1997 realisierte Mack weitere Stationen des Sahara-Projektes in der Wahiba-Wüste des Oman. Er installierte dort eine 14 Meter hohe Lichtstele aus 21 Aluminiumreflektoren, die durch dünne Nylonseile verspannt und gehalten wurden. Er positionierte die Stele auf dem Kamm einer hohen Sanddüne und wartete die Abenddämmerung ab, um das perfekte Foto zu machen. Während des Sonnenuntergangs, der in der Wüste nur wenige Minuten dauert, gelang es Mack, eine unverwechselbare, einmalige Lichterscheinung fotografisch festzuhalten. Die untergehende Sonne wurde in jedem der 21 Reflektoren als roter Lichtball vielfach multipliziert, während Himmel und Sand sich im gleichen Ton einfärbten.[i] In ihrer Bezogenheit auf das rote Abendlicht steht auch die Große Lichtstele, wie Mack sie in der Wahiba Wüste fotografierte, im Zusammenhang mit dem Element Feuer, mit der Glut der Sonne, die den Rhythmus von Tag und Nacht bestimmt, die Leben, Licht und Farbe auf unserem Planeten bedingt.

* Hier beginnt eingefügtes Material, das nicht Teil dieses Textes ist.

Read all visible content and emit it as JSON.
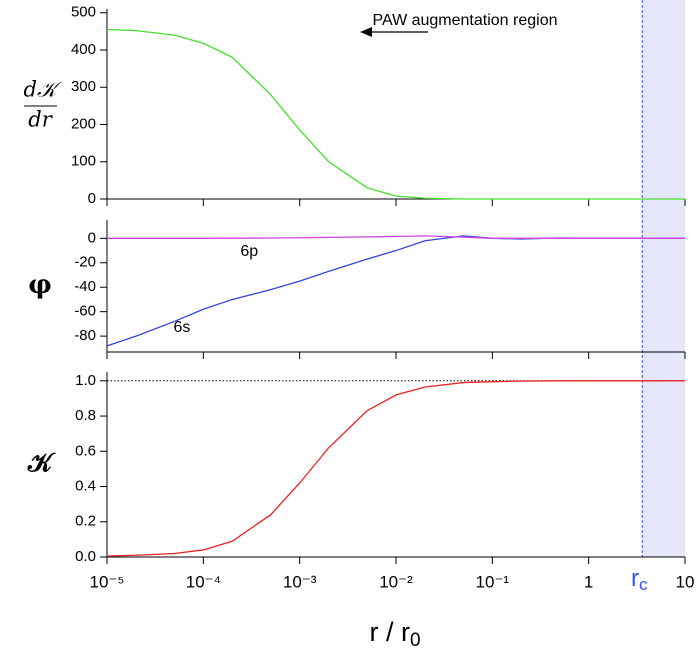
{
  "chart_data": [
    {
      "type": "line",
      "ylabel": {
        "numerator": "d𝒦",
        "denominator": "dr"
      },
      "annotation": "PAW augmentation region",
      "x": [
        1e-05,
        2e-05,
        5e-05,
        0.0001,
        0.0002,
        0.0005,
        0.001,
        0.002,
        0.005,
        0.01,
        0.02,
        0.05,
        0.1,
        0.2,
        0.5,
        1,
        2,
        5,
        10
      ],
      "series": [
        {
          "name": null,
          "color": "#44e02a",
          "values": [
            455,
            452,
            440,
            418,
            380,
            280,
            185,
            100,
            30,
            8,
            2,
            0,
            0,
            0,
            0,
            0,
            0,
            0,
            0
          ]
        }
      ],
      "ylim": [
        0,
        510
      ],
      "yticks": [
        0,
        100,
        200,
        300,
        400,
        500
      ]
    },
    {
      "type": "line",
      "ylabel": "φ",
      "x": [
        1e-05,
        2e-05,
        5e-05,
        0.0001,
        0.0002,
        0.0005,
        0.001,
        0.002,
        0.005,
        0.01,
        0.02,
        0.05,
        0.1,
        0.2,
        0.5,
        1,
        2,
        5,
        10
      ],
      "series": [
        {
          "name": "6s",
          "color": "#3344dd",
          "label_at": [
            6e-05,
            -73
          ],
          "values": [
            -88,
            -80,
            -68,
            -58,
            -50,
            -42,
            -35,
            -27,
            -17,
            -10,
            -2,
            2,
            0,
            -0.5,
            0.3,
            0,
            0,
            0,
            0
          ]
        },
        {
          "name": "6p",
          "color": "#cc44dd",
          "label_at": [
            0.0003,
            -11
          ],
          "values": [
            0,
            0,
            0,
            0,
            0.1,
            0.3,
            0.5,
            0.8,
            1.2,
            1.5,
            2,
            1,
            0,
            0,
            0,
            0,
            0,
            0,
            0
          ]
        }
      ],
      "ylim": [
        -93,
        15
      ],
      "yticks": [
        0,
        -20,
        -40,
        -60,
        -80
      ]
    },
    {
      "type": "line",
      "ylabel": "𝒦",
      "x": [
        1e-05,
        2e-05,
        5e-05,
        0.0001,
        0.0002,
        0.0005,
        0.001,
        0.002,
        0.005,
        0.01,
        0.02,
        0.05,
        0.1,
        0.2,
        0.5,
        1,
        2,
        5,
        10
      ],
      "series": [
        {
          "name": null,
          "color": "#ee2222",
          "values": [
            0.005,
            0.01,
            0.02,
            0.04,
            0.09,
            0.24,
            0.42,
            0.62,
            0.83,
            0.92,
            0.965,
            0.99,
            0.995,
            0.998,
            1.0,
            1.0,
            1.0,
            1.0,
            1.0
          ]
        }
      ],
      "hline": 1.0,
      "ylim": [
        0,
        1.05
      ],
      "yticks": [
        {
          "value": 0,
          "label": "0.0"
        },
        {
          "value": 0.2,
          "label": "0.2"
        },
        {
          "value": 0.4,
          "label": "0.4"
        },
        {
          "value": 0.6,
          "label": "0.6"
        },
        {
          "value": 0.8,
          "label": "0.8"
        },
        {
          "value": 1.0,
          "label": "1.0"
        }
      ],
      "log_x": true,
      "xlim": [
        1e-05,
        10
      ],
      "xticks": [
        {
          "value": 1e-05,
          "label": "10⁻⁵"
        },
        {
          "value": 0.0001,
          "label": "10⁻⁴"
        },
        {
          "value": 0.001,
          "label": "10⁻³"
        },
        {
          "value": 0.01,
          "label": "10⁻²"
        },
        {
          "value": 0.1,
          "label": "10⁻¹"
        },
        1,
        10
      ],
      "xlabel": {
        "text": "r / r",
        "sub": "0"
      },
      "rc": {
        "value": 3.6,
        "label": "r",
        "sub": "c",
        "color": "#3355ee"
      },
      "region": {
        "from": 3.6,
        "to": 10,
        "color": "#e6e6fb"
      }
    }
  ]
}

[i] Uwe Rüth: „Heinz Mack und sein Sahara-Projekt“, in: MACK – Licht der Wüste, Licht des Eismeers, hrsg. von ders., Marl 2001, S. 17-62, hier S. 34.
Das Foto der Großen Stele in der Wahiba-Wüste bringt ferner den medialen Aspekt des Sahara-Projektes zum Vorschein. Mack brachte die Spiegelreflektoren in die Wüste, installierte dort seine Lichtstele und fotografierte sie. Danach deinstallierte er die Stele und transportierte das Material in Einzelteilen zurück ins Atelier.[i] Die Lichtstele wurde lediglich für einen kurzen Zeitraum in der Wahiba-Wüste zur visuell erfahrbaren Realität, während die Rezeption der Betrachter*innen allein über die fotografische Wiedergabe erfolgt.
[i] Sophia Sotke, Mack – Sahara. Von ZERO zur Land Art – Das Sahara-Projekt von Heinz Mack, 1959-1976, München 2022, S. 104.
Als 1969 Tele-Mack im Westdeutschen Rundfunk ausgestrahlt wurde, plädierte Mack, der Filmsei keine Reportage über eine Kunstausstellung, sondern der Film selbst sei die Ausstellung: „Premiere und Ausstellungsdauer sind identisch.“[i] Es ginge darum, Kunstwerke ausschließlich und nur einmalig im Fernsehen zu zeigen. „Alle Objekte, die ich in dieser Ausstellung zeigen werde, können nur durch das Fernsehen dem Publikum bekanntgemacht werden und werden auch von mir wieder zerstört“[ii], so Mack.
[i] Mack zit. n. Eo Plunien, „Silberstelen in der Sahara“, in: Unbekannt, 23.1.1969 (Archiv Mack).
[ii] Mack zit. n. Barbara Hess, „Abendschau. Drei Filme über Kunst“, in: Ready to Shoot. Fernsehgalerie Gerry Schum, hrsg. von Ulrike Groos u. a., Köln 2003, S. 9-21, hier S. 19.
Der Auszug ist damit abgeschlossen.